We will use the save()
method to save the trained model. By default, it will be saved to the 'models' sub-folder within our training data folder.
model.save("la_panoptic_512px_ep21_lr001", publish=True)
Deploy the model
We can now use the saved model to detect buildings and cars and classify the LULC. Here, we have provided a very high resolution sample raster for LA County for inferencing. The spatial resolution of the imagery is 0.32 ft and contains 3 bands: Red, Green, and Blue.
sample_inference_raster = gis_ent.content.get('0c8288d76d1c4301ab8b5efbad358f39')
sample_inference_raster
We have provided a trained model to use for inferencing.
trained_model = gis.content.get('4ef21be1d9fb4ced9eacb306558e8edd')
trained_model
In this step, we will use the Detect Objects Using Deep Learning tool available in both ArcGIS Pro and ArcGIS Enterprise to generate a feature layer with detected buildings and cars and a classified raster with the LULC.
Results
The model was run on the sample inference raster and the results can be viewed here.
fc = gis_ent.content.get('93218b40ca6e471db4456a610d0070d5')
fc
ic = gis.content.get('ca935d3e3e614e2392485e07ab56b97f')
ic
Visualize results using map widgets
Two map widgets are created showing the inference raster and the results.
map1 = gis_ent.map()
map1.add_layer(inference_raster)
map2 = gis.map()
map2.add_layer(fc)
map2.add_layer(ic)
The maps are synchronized with each other using MapView.sync_navigation functionality.

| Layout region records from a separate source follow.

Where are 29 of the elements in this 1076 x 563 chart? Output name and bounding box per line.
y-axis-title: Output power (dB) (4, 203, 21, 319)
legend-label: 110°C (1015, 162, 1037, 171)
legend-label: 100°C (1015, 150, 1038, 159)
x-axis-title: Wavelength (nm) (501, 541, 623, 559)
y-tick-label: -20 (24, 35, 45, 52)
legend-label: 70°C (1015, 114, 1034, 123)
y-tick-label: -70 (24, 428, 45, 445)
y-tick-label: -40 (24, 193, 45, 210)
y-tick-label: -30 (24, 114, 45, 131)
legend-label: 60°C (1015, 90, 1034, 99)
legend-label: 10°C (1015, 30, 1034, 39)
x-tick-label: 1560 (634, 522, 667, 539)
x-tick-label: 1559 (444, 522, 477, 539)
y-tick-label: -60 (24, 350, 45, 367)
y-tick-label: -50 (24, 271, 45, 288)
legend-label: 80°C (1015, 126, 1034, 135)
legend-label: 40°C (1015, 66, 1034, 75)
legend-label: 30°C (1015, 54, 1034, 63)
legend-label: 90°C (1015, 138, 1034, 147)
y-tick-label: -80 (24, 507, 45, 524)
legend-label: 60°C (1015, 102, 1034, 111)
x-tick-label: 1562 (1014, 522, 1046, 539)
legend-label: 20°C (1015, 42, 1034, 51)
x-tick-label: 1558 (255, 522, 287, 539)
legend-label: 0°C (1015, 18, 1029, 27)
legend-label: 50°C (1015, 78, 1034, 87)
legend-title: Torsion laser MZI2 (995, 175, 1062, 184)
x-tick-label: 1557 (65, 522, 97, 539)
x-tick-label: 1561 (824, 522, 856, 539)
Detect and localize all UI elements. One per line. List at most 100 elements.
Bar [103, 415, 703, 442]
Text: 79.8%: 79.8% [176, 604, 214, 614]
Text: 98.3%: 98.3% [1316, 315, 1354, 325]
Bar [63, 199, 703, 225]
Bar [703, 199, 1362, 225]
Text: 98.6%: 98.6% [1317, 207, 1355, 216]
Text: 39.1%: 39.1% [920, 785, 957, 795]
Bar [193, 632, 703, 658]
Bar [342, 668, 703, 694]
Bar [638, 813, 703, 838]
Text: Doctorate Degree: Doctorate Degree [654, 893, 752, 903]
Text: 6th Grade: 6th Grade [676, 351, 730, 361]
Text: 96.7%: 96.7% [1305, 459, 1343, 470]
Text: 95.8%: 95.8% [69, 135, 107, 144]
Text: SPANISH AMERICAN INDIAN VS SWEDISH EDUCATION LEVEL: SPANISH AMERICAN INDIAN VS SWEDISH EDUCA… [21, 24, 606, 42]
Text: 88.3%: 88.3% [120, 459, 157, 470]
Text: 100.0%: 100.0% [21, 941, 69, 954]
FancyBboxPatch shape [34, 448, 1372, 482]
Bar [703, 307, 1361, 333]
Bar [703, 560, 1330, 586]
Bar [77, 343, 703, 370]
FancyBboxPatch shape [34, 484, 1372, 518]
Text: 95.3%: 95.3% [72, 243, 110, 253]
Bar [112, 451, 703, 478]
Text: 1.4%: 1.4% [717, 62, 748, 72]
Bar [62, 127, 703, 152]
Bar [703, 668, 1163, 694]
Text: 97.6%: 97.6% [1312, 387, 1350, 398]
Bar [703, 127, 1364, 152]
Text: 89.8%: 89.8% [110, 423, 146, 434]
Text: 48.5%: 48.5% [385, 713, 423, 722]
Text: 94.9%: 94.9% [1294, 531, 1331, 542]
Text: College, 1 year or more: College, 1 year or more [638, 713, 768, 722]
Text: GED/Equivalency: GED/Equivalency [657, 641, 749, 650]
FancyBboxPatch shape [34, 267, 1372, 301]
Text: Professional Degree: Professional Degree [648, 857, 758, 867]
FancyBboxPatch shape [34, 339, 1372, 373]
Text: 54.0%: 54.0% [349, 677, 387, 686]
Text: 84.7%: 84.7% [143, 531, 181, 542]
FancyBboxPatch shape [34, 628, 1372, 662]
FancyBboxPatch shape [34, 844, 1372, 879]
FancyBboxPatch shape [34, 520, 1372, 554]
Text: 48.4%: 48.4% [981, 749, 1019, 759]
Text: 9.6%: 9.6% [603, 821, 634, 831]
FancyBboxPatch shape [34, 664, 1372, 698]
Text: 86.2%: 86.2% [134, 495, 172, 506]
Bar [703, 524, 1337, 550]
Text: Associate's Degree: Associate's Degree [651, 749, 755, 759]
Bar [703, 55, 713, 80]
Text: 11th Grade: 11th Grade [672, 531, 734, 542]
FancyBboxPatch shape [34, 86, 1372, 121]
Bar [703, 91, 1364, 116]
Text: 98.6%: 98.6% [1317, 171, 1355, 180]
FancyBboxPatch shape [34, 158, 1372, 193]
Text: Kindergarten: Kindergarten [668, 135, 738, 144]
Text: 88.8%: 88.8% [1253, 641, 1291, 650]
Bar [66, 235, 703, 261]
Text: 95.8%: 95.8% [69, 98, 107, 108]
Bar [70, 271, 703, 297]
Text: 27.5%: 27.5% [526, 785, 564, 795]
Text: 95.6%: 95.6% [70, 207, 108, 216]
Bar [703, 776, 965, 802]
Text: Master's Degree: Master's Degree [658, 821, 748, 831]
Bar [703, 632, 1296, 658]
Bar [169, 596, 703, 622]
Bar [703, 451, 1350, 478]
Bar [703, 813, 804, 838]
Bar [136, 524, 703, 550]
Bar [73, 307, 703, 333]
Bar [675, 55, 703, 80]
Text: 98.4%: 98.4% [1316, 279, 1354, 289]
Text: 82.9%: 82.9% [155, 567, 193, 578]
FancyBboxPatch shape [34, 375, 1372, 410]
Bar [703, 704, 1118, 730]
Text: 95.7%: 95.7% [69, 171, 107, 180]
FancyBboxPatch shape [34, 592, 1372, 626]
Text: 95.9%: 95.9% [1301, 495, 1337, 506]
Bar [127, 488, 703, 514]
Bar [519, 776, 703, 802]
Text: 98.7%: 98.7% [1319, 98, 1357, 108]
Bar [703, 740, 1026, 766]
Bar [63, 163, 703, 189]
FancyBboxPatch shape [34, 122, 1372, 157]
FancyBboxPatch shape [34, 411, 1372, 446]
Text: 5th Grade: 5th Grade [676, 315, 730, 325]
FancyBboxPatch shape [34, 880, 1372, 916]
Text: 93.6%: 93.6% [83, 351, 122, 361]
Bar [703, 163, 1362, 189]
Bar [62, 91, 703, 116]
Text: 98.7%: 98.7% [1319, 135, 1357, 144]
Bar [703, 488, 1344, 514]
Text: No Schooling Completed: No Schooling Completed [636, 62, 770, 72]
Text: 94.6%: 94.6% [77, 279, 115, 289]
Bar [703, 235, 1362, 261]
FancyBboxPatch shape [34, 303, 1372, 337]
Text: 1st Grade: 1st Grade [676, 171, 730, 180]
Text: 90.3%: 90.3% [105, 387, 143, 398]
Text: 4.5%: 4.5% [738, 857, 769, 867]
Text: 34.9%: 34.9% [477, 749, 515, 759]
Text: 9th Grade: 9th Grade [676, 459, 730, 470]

It helps in comparing the inference raster with the results. Detailed description about advanced map widget options can be referred here.
map2.sync_navigation(map1)
from ipywidgets import HBox, VBox, Label, Layout
Set the layout of the map widgets using Hbox and Vbox.
hbox_layout = Layout()
hbox_layout.justify_content = 'space-around'
hb1=HBox([Label('Raster'),Label('Results')])
hb1.layout=hbox_layout
VBox([hb1,HBox([map1,map2])])
Conclusion
In this notebook we saw how the panoptic segmentation model MaXDeepLab can be used to classify pixels and detect objects at the same time. We learned how to create the data in the Panoptic Segmenation format and use it to train a model using the ArcGIS API for Python. The trained model was then used to generate results for a sample raster and was displayed in the notebook.